A eterna luta

Heráclito de Éfeso, um filósofo pré-socrático, dizia o seguinte:

A guerra é mãe e rainha de todas as coisas; alguns transforma em deuses, outros, em homens; de alguns faz escravos, de outros, homens livres.

Numa democracia como a do Brasil, a guerra acontece no universo da comunicação e da política. Não é possível fugir dela. De alguma maneira, todos se vêem imersos em seu vórtice barulhento e terrível.

Há um fator que torna a luta política, no Brasil, ainda mais emocionante. Jamais tivemos um Parlamento tão representativo da pluralidade nacional.

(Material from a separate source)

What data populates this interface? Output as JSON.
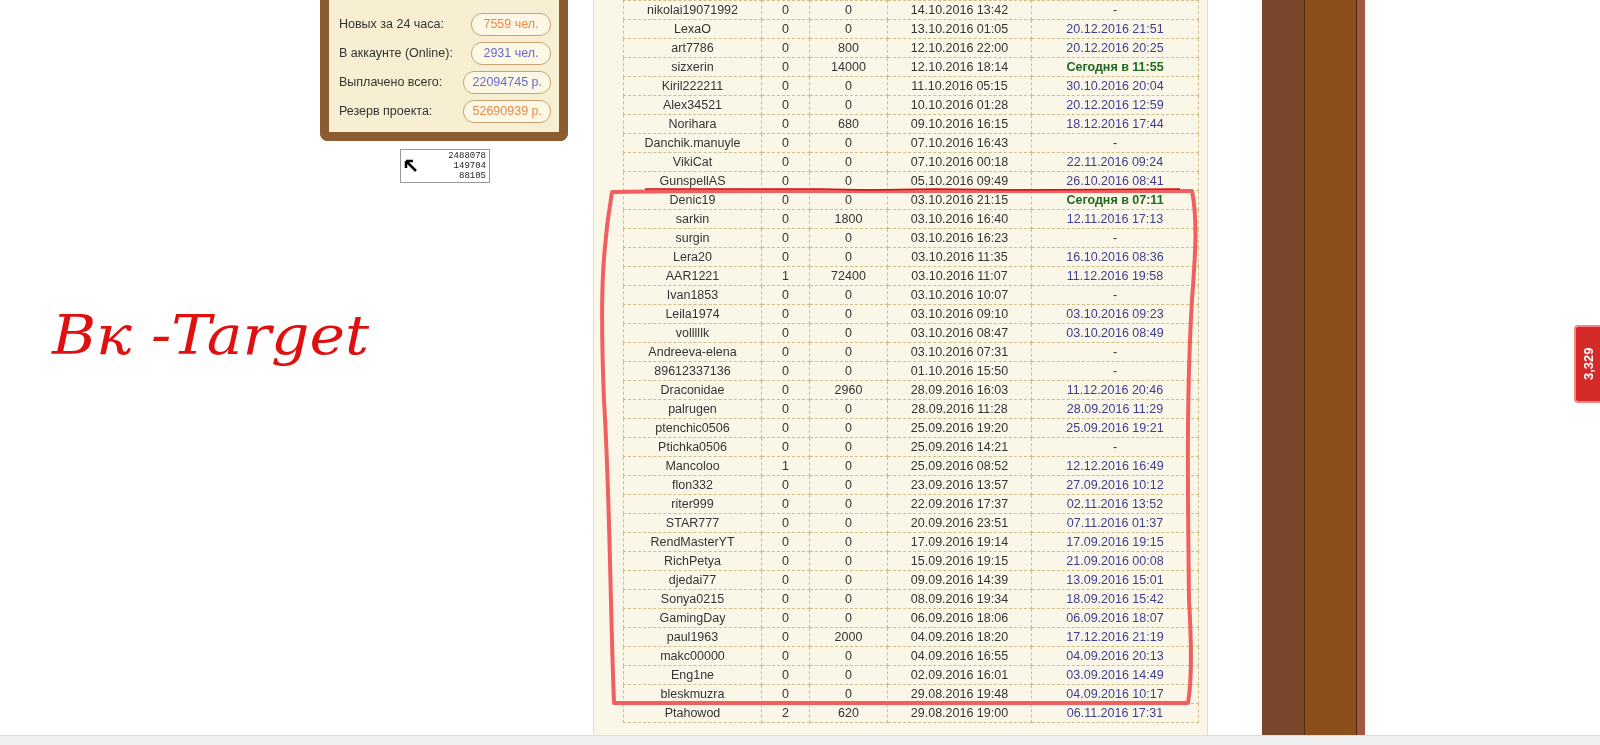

Há representantes de sindicatos, grandes agricultures, pequenos agricultores, industriais, comerciantes, multinacionais, ambientalistas, igrejas, há os independentes, os midiáticos, os “éticos”, os lobistas. Não falo isso da boca pra fora. Há pesquisas científicas que mostram o avanço qualitativo do Parlamento brasileiro desde a redemocratização.

Além disso, há o sentimento de que as demandas sociais mais importantes estão institucionalmente canalizadas. A miséria absoluta está sendo combatida pelo governo federal. A reforma agrária tem um MST, um dos maiores movimentos da América Latina, a defendê-la e o MST tem vários canais de diálogo com partidos políticos – embora com resultados práticos sempre abaixo das expectativas. Os sindicatos e suas centrais respondem pela maioria das vagas parlamentares dos partidos de esquerda.

Tudo isso gera um ambiente político fortemente institucionalizado, com uma realidade totalmente oposta àquela vista na Espanha, quando milhares de jovens vieram às ruas dizer que não se sentiam mais representados pelos partidos tradicionais.

No Brasil, claro que há multidões que não pensam a mesma coisa, mas nunca houve um parlamento mais representativo da pluralidade nacional, e eleito por um percentual tão grande da população brasileira. Dificilmente se encontrará um país de magnitude similar ao Brasil onde se veja uma participação tão massiva da sociedade nos processos eleitorais.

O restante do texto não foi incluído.